Dans le contexte de l’épidémie de Covid-19 et des restrictions exigées par l’État, le juge des référés du Conseil d’État a été amené à arbitrer entre la protection du droit à la santé et les autres libertés, autrement dit, à vérifier que ces atteintes aux libertés étaient nécessaires et proportionnées, en tenant compte d’une situation sanitaire en constante évolution et des moyens disponibles pour lutter contre le virus (confinement, masques, vaccins…) changeant au gré de l’évolution des connaissances autour du virus et de ses effets. Le « contexte changeant » dans lequel se sont inscrites les mesures prises lors des premières phases de restrictions a pourtant été mis à l’écart par le juge des référés et l’appréciation des mesures prises par l’État s’est opérée dans une temporalité immédiate, à l’appui de données scientifiques faisant état, bien souvent au jour le jour, d’une situation particulièrement préoccupante justifiant des restrictions aux libertés fondamentales.
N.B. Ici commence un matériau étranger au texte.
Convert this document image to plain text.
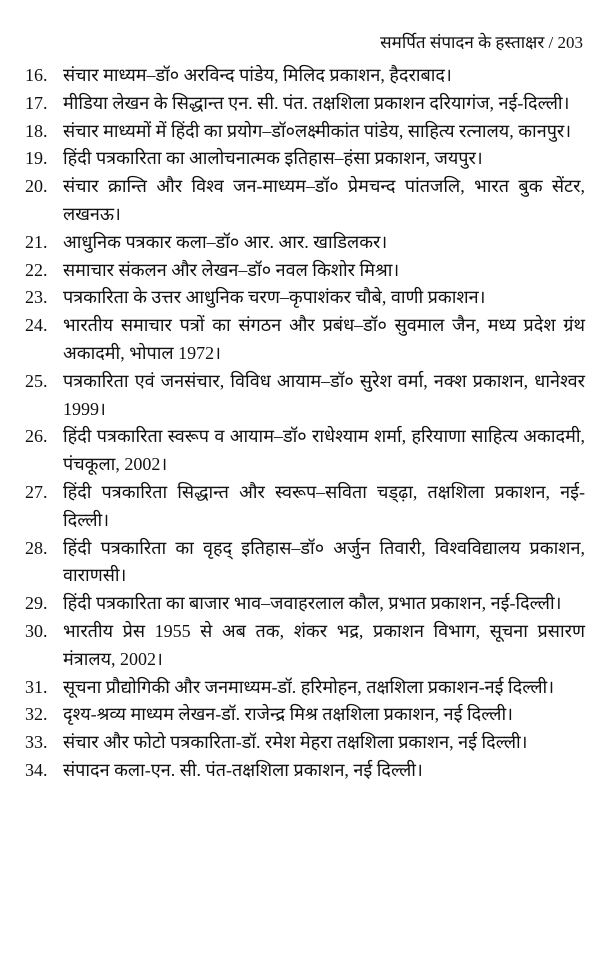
समर्पित संपादन के हस्ताक्षर / 203
16. संचार माध्यम–डॉ० अरविन्द पांडेय, मिलिद प्रकाशन, हैदराबाद।
17. मीडिया लेखन के सिद्धान्त एन. सी. पंत. तक्षशिला प्रकाशन दरियागंज, नई-दिल्ली।
18. संचार माध्यमों में हिंदी का प्रयोग–डॉ०लक्ष्मीकांत पांडेय, साहित्य रत्नालय, कानपुर।
19. हिंदी पत्रकारिता का आलोचनात्मक इतिहास–हंसा प्रकाशन, जयपुर।
20. संचार क्रान्ति और विश्व जन-माध्यम–डॉ० प्रेमचन्द पांतजलि, भारत बुक सेंटर, लखनऊ।
21. आधुनिक पत्रकार कला–डॉ० आर. आर. खाडिलकर।
22. समाचार संकलन और लेखन–डॉ० नवल किशोर मिश्रा।
23. पत्रकारिता के उत्तर आधुनिक चरण–कृपाशंकर चौबे, वाणी प्रकाशन।
24. भारतीय समाचार पत्रों का संगठन और प्रबंध–डॉ० सुवमाल जैन, मध्य प्रदेश ग्रंथ अकादमी, भोपाल 1972।
25. पत्रकारिता एवं जनसंचार, विविध आयाम–डॉ० सुरेश वर्मा, नक्श प्रकाशन, धानेश्वर 1999।
26. हिंदी पत्रकारिता स्वरूप व आयाम–डॉ० राधेश्याम शर्मा, हरियाणा साहित्य अकादमी, पंचकूला, 2002।
27. हिंदी पत्रकारिता सिद्धान्त और स्वरूप–सविता चड्ढ़ा, तक्षशिला प्रकाशन, नई-दिल्ली।
28. हिंदी पत्रकारिता का वृहद् इतिहास–डॉ० अर्जुन तिवारी, विश्वविद्यालय प्रकाशन, वाराणसी।
29. हिंदी पत्रकारिता का बाजार भाव–जवाहरलाल कौल, प्रभात प्रकाशन, नई-दिल्ली।
30. भारतीय प्रेस 1955 से अब तक, शंकर भद्र, प्रकाशन विभाग, सूचना प्रसारण मंत्रालय, 2002।
31. सूचना प्रौद्योगिकी और जनमाध्यम-डॉ. हरिमोहन, तक्षशिला प्रकाशन-नई दिल्ली।
32. दृश्य-श्रव्य माध्यम लेखन-डॉ. राजेन्द्र मिश्र तक्षशिला प्रकाशन, नई दिल्ली।
33. संचार और फोटो पत्रकारिता-डॉ. रमेश मेहरा तक्षशिला प्रकाशन, नई दिल्ली।
34. संपादन कला-एन. सी. पंत-तक्षशिला प्रकाशन, नई दिल्ली।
Des décisions relatives aux restrictions qui se sont prolongées dans la durée de la crise (mars-avril 2021) et qui occuperont nos futurs développements, l’on regrettera le manque de pédagogie dont le juge des référés avait pourtant su faire preuve dans le cadre des mesures prises durant les premières « vagues épidémiques », à l’image d’une décision rendue le 23 décembre 2020 à l’égard de la fermeture des cinémas, théâtres et salles de spectacle17. Dans cette dernière, il pointait d’abord, d’une part, que l’Administration faisait valoir le risque important de contamination au sein de tels lieux clos à forte densité d’occupation mais concédait également que les exploitants des établissements concernés avaient mis en œuvre des protocoles sanitaires particulièrement stricts18 lui permettant de noter, comme le conseil scientifique, que le risque de transmission du virus, dans ces établissements était plus faible que pour d’autres événements rassemblant du public en lieu clos lorsque les protocoles sont appliqués19. Au regard de ces éléments, il exposait ensuite avec pédagogie, les motifs de l’appréciation de la proportionnalité de leur fermeture en pointant d’abord qu’« en l’absence de perspective d’éradication du virus dans un avenir proche, le maintien d’une interdiction générale et absolue d’ouverture au public des cinémas, théâtres et salles de spectacles (…) constituerait une illégalité manifeste si elle était justifiée par la seule persistance d’un risque de contamination »20. Autrement dit, le maintien de cette interdiction ne pouvait donc être regardé comme une mesure nécessaire, adaptée, et proportionnée à l’objectif de préservation de la santé publique qu’en présence d’un contexte sanitaire marqué par un niveau particulièrement élevé de diffusion du virus au sein de la population21. La fermeture de ces établissements ne pouvait donc être maintenue que dans un contexte sanitaire particulièrement défavorable, contexte que le juge caractérisait en exposant les données scientifiques et les indicateurs disponibles22 : la dégradation de la situation sanitaire et l’émergence du variant anglais du virus lui permettaient de conclure que la fermeture des établissements de cinéma et de spectacle ne portait pas une atteinte illégale aux libertés fondamentales dont se prévalaient les requérants23.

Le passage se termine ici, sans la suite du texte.